To improve plan stability, one deliberate choice from SQL Server 2005 was to keep the compiled plans in cache as long as possible. The architecture was changed so that compiled plans can keep pointers to the application execution context(s) for that plan.
Under memory pressure, the execution contexts are removed first since they can easily be regenerated. The compiled plans are only removed when there is still insufficient memory after removing the execution contexts. Hence in environments with high ad-hoc workloads, the plan cache can grow to a higher than expected value.
Query Plans are Fingerprints
The query plan should be read from right to left and top to bottom. A query plans shows:
- How data is accessed – which indexes are used; was seek or scan performed.
- How data is joined – order of tables joined and algorithm to join tables.
- How data is aggregated – aggregation algorithm used if query contains sum, avg etc
- Sequence of operations
- Use of temporary worktables – optimizer may create temporary work tables for example if the query contains a sort clause.
- Estimated rowcounts – how many rows the optimizer predicted would be returned by the query?
- Actual rowcounts – number of rows actually returned by the query.
- Use of parallelism – whether or not a parallel query plan was used.
- Operator level warnings from SQL Server 2012 and above.
Query and plan fingerprints are new from SQL Server 2008. The query fingerprint is generated by taking the SQL statement and running it through a hash function. If the SQL statements hash to the same value, they are probably the same SQL statement that only differ by literals.
The query fingerprint is exposed as the query_hash column in sys.dm_exec_requests, and sys.dm_exec_query_stats.
||The query fingerprint is also exposed as the queryhash attribute of the XML query plan.
The query hash can be used to determine if the plan cache contains similar queries which cannot be auto-parameterized. This situation can occur more frequently when an application issues ad-hoc SQL statements.
SQL Server 2008 has added 2 DMVs to identify expensive procedures and triggers. To identify expensive procedures use sys.dm_exec_procedure_stats. This dmv can be used to identify expensive TSQL stored procedures, CLR stored procedures or Extended stored procedures. The type and type_desc columns indicate which type of procedure it is.
To identify expensive triggers use sys.dm_exec_trigger_stats. This DMV is functionally equivalent to the new sys.dm_exec_procedure_stats but it provides the data about the overall time taken inside of triggers only. This information is available for both SQL and CLR triggers.

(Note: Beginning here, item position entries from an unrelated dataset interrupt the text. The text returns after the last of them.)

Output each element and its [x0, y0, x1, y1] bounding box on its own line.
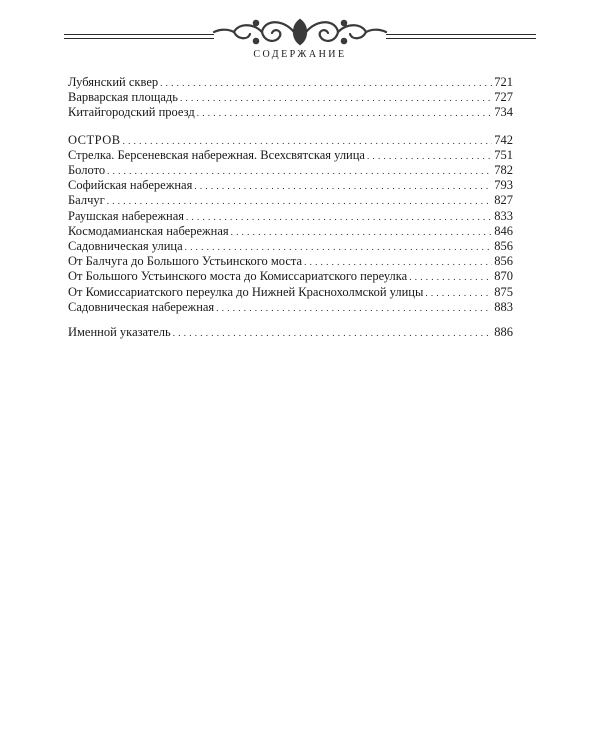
- ornament-icon: [212, 12, 388, 52]
- toc-entry-page: 846: [494, 223, 513, 238]
- toc-leader: [197, 105, 493, 120]
- toc-entry-title: Варварская площадь: [68, 90, 178, 105]
- toc-leader: [367, 148, 492, 163]
- toc-entry-page: 734: [494, 105, 513, 120]
- toc-entry-title: Лубянский сквер: [68, 75, 159, 89]
- toc-leader: [107, 163, 492, 178]
- toc-section-heading: [68, 133, 513, 148]
- toc-entry-page: 727: [494, 90, 513, 105]
- toc-entry: [68, 105, 513, 120]
- toc-entry: [68, 148, 513, 163]
- toc-leader: [194, 178, 492, 193]
- toc-leader: [180, 90, 492, 105]
- toc-entry-title: Космодамианская набережная: [68, 223, 229, 238]
- toc-leader: [173, 325, 493, 340]
- toc-entry-page: 886: [494, 325, 513, 340]
- toc-leader: [123, 133, 493, 148]
- toc-entry-page: 856: [494, 239, 513, 254]
- toc-entry-page: 793: [494, 178, 513, 193]
- toc-entry: [68, 209, 513, 224]
- toc-entry-title: Раушская набережная: [68, 208, 184, 223]
- toc-entry-title: От Комиссариатского переулка до Нижней Краснохолмской улицы: [68, 284, 424, 299]
- header-rule-left-thin: [64, 38, 214, 39]
- toc-entry-title: ОСТРОВ: [68, 132, 121, 147]
- toc-leader: [107, 193, 493, 208]
- page-title: СОДЕРЖАНИЕ: [253, 49, 347, 60]
- toc-leader: [185, 239, 493, 254]
- header-rule-right-thin: [386, 38, 536, 39]
- toc-leader: [231, 224, 493, 239]
- toc-entry-page: 875: [494, 284, 513, 299]
- toc-entry-title: Садовническая улица: [68, 239, 183, 254]
- toc-entry-page: 856: [494, 254, 513, 269]
- toc-entry-page: 782: [494, 163, 513, 178]
- toc-entry: [68, 254, 513, 269]
- toc-entry: [68, 285, 513, 300]
- header-rule-right: [386, 34, 536, 35]
- toc-entry: [68, 90, 513, 105]
- section-spacer: [68, 315, 513, 325]
- toc-entry-title: Балчуг: [68, 193, 105, 208]
- toc-leader: [409, 269, 492, 284]
- toc-entry-page: 742: [494, 132, 513, 147]
- toc-entry: [68, 300, 513, 315]
- toc-entry: [68, 239, 513, 254]
- toc-leader: [216, 300, 492, 315]
- toc-entry-page: 833: [494, 208, 513, 223]
- toc-entry: [68, 193, 513, 208]
- section-spacer: [68, 121, 513, 133]
- toc-entry-title: Стрелка. Берсеневская набережная. Всехсвятская улица: [68, 147, 365, 162]
- toc-entry: [68, 163, 513, 178]
- table-of-contents: [68, 75, 513, 340]
- toc-leader: [425, 285, 492, 300]
- toc-entry-page: 870: [494, 269, 513, 284]
- toc-entry-title: От Балчуга до Большого Устьинского моста: [68, 254, 303, 269]
- toc-entry-title: Садовническая набережная: [68, 299, 215, 314]
- toc-entry-page: 751: [494, 147, 513, 162]
- toc-entry-title: Софийская набережная: [68, 178, 193, 193]
- toc-entry-page: 883: [494, 299, 513, 314]
- toc-entry-page: 721: [494, 75, 513, 89]
- toc-entry-title: Китайгородский проезд: [68, 105, 195, 120]
- toc-leader: [304, 254, 492, 269]
- toc-entry-title: Именной указатель: [68, 325, 171, 340]
- page-header: [0, 0, 600, 70]
- toc-entry: [68, 269, 513, 284]
- toc-leader: [160, 75, 492, 90]
- toc-leader: [186, 209, 492, 224]
- toc-entry-title: От Большого Устьинского моста до Комиссариатского переулка: [68, 269, 408, 284]
- toc-entry-page: 827: [494, 193, 513, 208]
- toc-entry: [68, 178, 513, 193]
- toc-entry: [68, 75, 513, 90]
- header-rule-left: [64, 34, 214, 35]
- toc-entry-index: [68, 325, 513, 340]
- toc-entry: [68, 224, 513, 239]
- toc-entry-title: Болото: [68, 163, 106, 178]
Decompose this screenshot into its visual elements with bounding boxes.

||Use sp_executesql when a single user might use the same batch multiple times and the parameters are known.
In SQL Server, using parameters or parameter markers in Transact-SQL statements increases the ability of the relational engine to match new SQL statements with existing, unused execution plans. If a SQL statement is executed without parameters, SQL Server parameterizes the statement internally to increase the possibility of matching it against an existing execution plan and this process is called as auto-parameterization.
Use auto-parameterization only for applications that cannot be easily modified. Auto-parameterization is useful in a very limited number of scenarios. Avoid designing applications that rely on auto-parameterization.
When the PARAMETERIZATION option (at Database settings) is set to FORCED, any literal value that appears in a SELECT, INSERT, UPDATE or DELETE statement is converted to a parameter during query compilation. Some queries may not be able to be parameterized.
Forced parameterization might improve performance for environments where high volumes of concurrent adhoc SQL statements are submitted like from an ERP or CRM systems.
I have been wanting to write on these concepts for a while and I hope this can be a good start to learn. These are fundamental notes on Execution plans and are these notes are a starting point. Keep learning and reading.